Today marks four years as a gallerist – a third gallery location, 34 exhibitions organised, 566 artworks sold, and one international art fair completed.
More important than the numbers, however, is the emotion that art offers, the intellectual stimulation and the associations that artworks create, and the people one encounters through engaging with art, writes Artrovert gallery founder Siim Raie.
Every day brings discussions and questions about art, about thinking about art, and about value. And of course I myself am also searching for explanations for everything I do. Alongside the over-semiotisation of art (à la “what-the-artist-meant-when-they-made-this”), the overemphasis on the financial value of art inevitably emerges as well. In itself, it is understandable that an emotional or pragmatically completely non-functional purchase is often economically rationalised.
Recently I came across a good summary from a colleague: over the past 25 years, the annual return of contemporary and post-war art has been 7–8%, while the return of Old Masters has been essentially zero. The Artprice100 (the hundred most traded artists in the world) has offered nearly a 9% annual return since 2000, which is higher than stock markets. The problem is that this average conceals a very large dispersion – the prices of most artists have not moved much at all, while the prices of the top 1% of artists account for the majority of the entire market value.*
When considering art as an investment, an artist’s individual career curve is more important than general price dynamics, and it is equally important to observe the preferences of market participants (contemporary vs. other periods; painting vs. other techniques) as well as geographical developments (the Asian market vs. the Western world). In other words, anyone who truly wants to profit from art as an asset class must be analytical and well informed across many parameters.

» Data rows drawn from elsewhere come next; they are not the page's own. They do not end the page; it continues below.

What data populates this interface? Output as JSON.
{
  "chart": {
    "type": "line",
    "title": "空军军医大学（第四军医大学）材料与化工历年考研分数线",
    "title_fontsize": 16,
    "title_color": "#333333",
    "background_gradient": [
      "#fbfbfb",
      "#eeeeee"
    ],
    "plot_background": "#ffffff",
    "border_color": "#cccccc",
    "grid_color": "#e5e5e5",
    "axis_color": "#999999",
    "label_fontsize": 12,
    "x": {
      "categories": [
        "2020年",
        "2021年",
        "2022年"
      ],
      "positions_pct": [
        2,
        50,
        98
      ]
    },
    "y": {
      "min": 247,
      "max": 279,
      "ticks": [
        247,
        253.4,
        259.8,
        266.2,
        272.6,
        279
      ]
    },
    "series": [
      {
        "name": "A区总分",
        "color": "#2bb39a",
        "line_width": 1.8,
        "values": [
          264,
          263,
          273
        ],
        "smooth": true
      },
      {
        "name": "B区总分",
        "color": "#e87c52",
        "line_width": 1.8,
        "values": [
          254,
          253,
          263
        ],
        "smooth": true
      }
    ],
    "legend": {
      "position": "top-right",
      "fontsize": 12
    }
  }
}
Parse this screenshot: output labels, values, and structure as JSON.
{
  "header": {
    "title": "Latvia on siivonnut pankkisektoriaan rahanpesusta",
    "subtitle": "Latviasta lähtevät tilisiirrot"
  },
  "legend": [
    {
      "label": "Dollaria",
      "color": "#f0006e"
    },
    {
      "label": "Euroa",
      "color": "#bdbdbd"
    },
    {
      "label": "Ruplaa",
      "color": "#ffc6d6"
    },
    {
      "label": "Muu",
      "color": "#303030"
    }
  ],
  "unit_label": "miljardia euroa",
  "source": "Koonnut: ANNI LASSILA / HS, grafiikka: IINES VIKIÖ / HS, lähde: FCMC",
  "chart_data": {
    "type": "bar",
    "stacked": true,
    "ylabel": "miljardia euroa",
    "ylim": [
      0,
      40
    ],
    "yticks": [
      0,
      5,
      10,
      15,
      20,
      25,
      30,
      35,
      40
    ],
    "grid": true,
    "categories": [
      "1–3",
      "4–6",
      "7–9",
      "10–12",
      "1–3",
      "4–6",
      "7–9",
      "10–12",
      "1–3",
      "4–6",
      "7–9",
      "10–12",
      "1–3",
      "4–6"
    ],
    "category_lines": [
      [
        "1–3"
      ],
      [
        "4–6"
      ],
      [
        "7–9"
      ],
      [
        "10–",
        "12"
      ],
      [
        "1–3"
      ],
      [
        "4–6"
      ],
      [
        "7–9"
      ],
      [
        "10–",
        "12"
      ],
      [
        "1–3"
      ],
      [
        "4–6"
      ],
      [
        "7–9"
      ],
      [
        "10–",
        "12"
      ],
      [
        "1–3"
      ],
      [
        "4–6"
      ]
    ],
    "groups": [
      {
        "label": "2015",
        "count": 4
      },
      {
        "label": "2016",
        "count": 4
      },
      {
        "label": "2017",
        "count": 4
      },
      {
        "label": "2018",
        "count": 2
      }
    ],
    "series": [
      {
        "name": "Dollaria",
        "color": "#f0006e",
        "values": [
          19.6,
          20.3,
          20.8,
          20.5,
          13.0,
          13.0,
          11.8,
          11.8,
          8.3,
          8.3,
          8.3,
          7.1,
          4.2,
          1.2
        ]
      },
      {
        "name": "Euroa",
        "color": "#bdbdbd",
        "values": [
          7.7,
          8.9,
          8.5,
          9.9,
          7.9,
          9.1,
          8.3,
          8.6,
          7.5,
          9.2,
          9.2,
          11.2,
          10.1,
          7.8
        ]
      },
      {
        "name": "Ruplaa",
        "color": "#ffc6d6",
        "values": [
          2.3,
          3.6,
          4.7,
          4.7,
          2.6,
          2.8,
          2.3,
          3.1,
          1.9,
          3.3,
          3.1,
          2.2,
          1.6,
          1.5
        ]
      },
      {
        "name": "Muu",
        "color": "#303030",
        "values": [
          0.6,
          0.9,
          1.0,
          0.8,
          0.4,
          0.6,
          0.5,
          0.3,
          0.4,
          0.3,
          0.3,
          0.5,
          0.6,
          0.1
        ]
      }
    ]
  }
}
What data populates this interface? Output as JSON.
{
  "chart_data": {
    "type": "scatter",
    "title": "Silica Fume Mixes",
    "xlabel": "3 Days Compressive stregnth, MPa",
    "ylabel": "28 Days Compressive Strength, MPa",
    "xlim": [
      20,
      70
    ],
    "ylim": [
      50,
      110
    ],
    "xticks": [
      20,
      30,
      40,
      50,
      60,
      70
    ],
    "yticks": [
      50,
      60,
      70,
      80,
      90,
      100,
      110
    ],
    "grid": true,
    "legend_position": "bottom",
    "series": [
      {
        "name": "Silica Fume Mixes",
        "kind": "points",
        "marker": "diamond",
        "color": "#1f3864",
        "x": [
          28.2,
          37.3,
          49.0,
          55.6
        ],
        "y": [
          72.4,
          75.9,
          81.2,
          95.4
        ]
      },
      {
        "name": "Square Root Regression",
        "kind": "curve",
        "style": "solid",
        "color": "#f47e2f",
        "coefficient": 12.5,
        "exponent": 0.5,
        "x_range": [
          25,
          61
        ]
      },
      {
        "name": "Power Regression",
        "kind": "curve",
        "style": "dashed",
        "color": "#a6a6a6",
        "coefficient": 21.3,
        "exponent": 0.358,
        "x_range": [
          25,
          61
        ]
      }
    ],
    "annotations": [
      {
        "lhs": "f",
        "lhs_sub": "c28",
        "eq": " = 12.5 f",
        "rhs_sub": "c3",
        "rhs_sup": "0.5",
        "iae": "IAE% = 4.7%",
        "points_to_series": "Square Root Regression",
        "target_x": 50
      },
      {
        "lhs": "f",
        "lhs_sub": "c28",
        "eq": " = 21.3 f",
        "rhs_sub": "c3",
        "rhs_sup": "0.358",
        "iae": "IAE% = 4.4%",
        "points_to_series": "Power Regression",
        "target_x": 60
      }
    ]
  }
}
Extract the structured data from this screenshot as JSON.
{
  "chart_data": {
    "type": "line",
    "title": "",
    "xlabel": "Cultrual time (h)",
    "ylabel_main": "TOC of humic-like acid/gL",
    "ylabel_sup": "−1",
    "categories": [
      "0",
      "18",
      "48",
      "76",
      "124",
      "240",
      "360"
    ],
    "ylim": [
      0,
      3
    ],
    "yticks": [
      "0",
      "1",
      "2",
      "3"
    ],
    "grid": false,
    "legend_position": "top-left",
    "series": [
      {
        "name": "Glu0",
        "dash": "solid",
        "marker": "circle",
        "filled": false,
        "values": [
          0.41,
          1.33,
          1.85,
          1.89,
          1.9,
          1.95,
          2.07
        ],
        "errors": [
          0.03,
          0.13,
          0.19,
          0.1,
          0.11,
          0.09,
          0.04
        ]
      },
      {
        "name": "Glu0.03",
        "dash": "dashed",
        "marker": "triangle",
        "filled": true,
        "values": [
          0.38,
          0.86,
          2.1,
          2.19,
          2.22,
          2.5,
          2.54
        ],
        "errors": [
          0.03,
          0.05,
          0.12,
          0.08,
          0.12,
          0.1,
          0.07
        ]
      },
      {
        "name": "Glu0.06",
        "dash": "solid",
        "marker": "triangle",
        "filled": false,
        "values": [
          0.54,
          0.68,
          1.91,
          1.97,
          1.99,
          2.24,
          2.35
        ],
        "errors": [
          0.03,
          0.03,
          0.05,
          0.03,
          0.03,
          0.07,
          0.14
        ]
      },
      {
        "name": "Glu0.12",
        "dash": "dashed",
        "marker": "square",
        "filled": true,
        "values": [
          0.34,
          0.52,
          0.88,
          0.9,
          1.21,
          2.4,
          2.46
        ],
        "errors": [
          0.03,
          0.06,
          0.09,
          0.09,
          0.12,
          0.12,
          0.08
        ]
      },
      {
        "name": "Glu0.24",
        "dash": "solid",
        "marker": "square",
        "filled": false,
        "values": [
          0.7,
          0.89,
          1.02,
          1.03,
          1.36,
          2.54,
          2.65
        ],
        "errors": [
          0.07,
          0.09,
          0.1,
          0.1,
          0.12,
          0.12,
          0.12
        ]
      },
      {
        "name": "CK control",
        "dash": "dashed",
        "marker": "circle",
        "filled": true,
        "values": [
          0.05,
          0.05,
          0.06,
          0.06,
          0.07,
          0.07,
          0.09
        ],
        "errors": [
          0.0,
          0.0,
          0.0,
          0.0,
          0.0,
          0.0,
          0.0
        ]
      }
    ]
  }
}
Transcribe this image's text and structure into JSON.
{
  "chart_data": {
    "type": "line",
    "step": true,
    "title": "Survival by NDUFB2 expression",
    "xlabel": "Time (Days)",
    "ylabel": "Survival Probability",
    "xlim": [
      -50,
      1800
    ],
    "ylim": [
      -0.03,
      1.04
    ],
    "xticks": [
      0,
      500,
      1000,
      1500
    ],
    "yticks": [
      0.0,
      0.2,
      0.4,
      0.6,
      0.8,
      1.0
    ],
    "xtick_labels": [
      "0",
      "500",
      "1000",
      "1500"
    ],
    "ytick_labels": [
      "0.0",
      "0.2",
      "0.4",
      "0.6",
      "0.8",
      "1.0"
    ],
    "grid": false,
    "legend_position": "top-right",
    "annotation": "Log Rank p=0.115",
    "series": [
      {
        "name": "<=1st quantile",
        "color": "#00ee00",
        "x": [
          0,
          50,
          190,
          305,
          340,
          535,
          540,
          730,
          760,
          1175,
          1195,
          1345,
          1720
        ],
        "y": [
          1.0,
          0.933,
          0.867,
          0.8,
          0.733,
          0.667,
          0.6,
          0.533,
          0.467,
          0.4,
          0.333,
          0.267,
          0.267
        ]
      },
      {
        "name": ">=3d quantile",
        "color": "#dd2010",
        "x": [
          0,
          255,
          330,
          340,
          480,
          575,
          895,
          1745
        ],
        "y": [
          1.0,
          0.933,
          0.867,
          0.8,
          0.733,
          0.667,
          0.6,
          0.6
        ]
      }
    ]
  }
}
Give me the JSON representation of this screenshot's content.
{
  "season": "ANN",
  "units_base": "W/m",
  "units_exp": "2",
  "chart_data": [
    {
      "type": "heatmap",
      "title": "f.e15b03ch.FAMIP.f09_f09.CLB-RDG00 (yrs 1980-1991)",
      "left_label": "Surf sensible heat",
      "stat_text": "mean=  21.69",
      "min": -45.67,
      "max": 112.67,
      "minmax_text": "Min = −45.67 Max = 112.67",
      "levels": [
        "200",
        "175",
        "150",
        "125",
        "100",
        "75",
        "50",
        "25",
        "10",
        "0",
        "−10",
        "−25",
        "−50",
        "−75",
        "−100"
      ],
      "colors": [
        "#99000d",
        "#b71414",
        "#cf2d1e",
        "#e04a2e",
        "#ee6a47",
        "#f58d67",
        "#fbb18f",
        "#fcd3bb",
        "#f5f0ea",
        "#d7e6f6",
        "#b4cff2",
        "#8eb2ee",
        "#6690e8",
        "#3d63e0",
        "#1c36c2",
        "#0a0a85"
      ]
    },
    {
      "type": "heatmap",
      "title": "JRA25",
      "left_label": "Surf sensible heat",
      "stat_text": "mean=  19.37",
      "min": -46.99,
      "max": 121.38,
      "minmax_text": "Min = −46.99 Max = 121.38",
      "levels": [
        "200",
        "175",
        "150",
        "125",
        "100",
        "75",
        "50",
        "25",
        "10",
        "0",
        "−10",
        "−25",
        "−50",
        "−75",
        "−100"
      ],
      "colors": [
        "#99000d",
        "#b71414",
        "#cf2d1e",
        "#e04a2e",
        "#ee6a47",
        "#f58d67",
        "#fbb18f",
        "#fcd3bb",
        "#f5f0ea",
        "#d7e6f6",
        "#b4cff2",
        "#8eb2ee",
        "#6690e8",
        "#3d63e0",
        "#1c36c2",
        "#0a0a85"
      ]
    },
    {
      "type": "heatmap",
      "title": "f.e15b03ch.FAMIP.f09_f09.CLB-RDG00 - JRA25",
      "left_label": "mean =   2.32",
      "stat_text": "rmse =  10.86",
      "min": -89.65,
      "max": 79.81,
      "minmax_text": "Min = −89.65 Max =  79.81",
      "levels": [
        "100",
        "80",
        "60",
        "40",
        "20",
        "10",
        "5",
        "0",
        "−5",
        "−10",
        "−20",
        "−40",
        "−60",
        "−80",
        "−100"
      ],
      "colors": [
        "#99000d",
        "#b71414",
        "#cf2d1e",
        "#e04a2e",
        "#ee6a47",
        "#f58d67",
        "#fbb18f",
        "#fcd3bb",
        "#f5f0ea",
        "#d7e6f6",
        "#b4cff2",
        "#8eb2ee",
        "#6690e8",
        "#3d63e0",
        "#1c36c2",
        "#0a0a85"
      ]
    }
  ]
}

At the same time, it is obvious that exceptional collections emerge independently of external influences. More important than analysis are intuition and feelings. If a collection is merely the sum of market trends, its value—financially, culturally, and intellectually—will remain inferior to very individual and asymmetrical choices. Many collections tend to become similar in content, driven by supply. Most significant collections, however, were assembled before a broader understanding emerged of the exceptional nature of the artists and works included in them.
Advice is always wise to listen to and ask for, yet extraordinary collections have always been born from impulses that are harder to explain or analyse and whose purpose is not return on investment. I will continue the mission of bringing you an open list of artists and artworks, while deepening collaboration with certain authors.
So… art must be engaged with for the right reasons – a more meaningful life and environment, the possibility to observe oneself over time, self-creation, enjoyment, and indeed also aesthetics – sometimes a serious message reaches us precisely through beauty.
These four years have deepened the understanding that art is art as long as it is not something else. And after all, art is made by artists.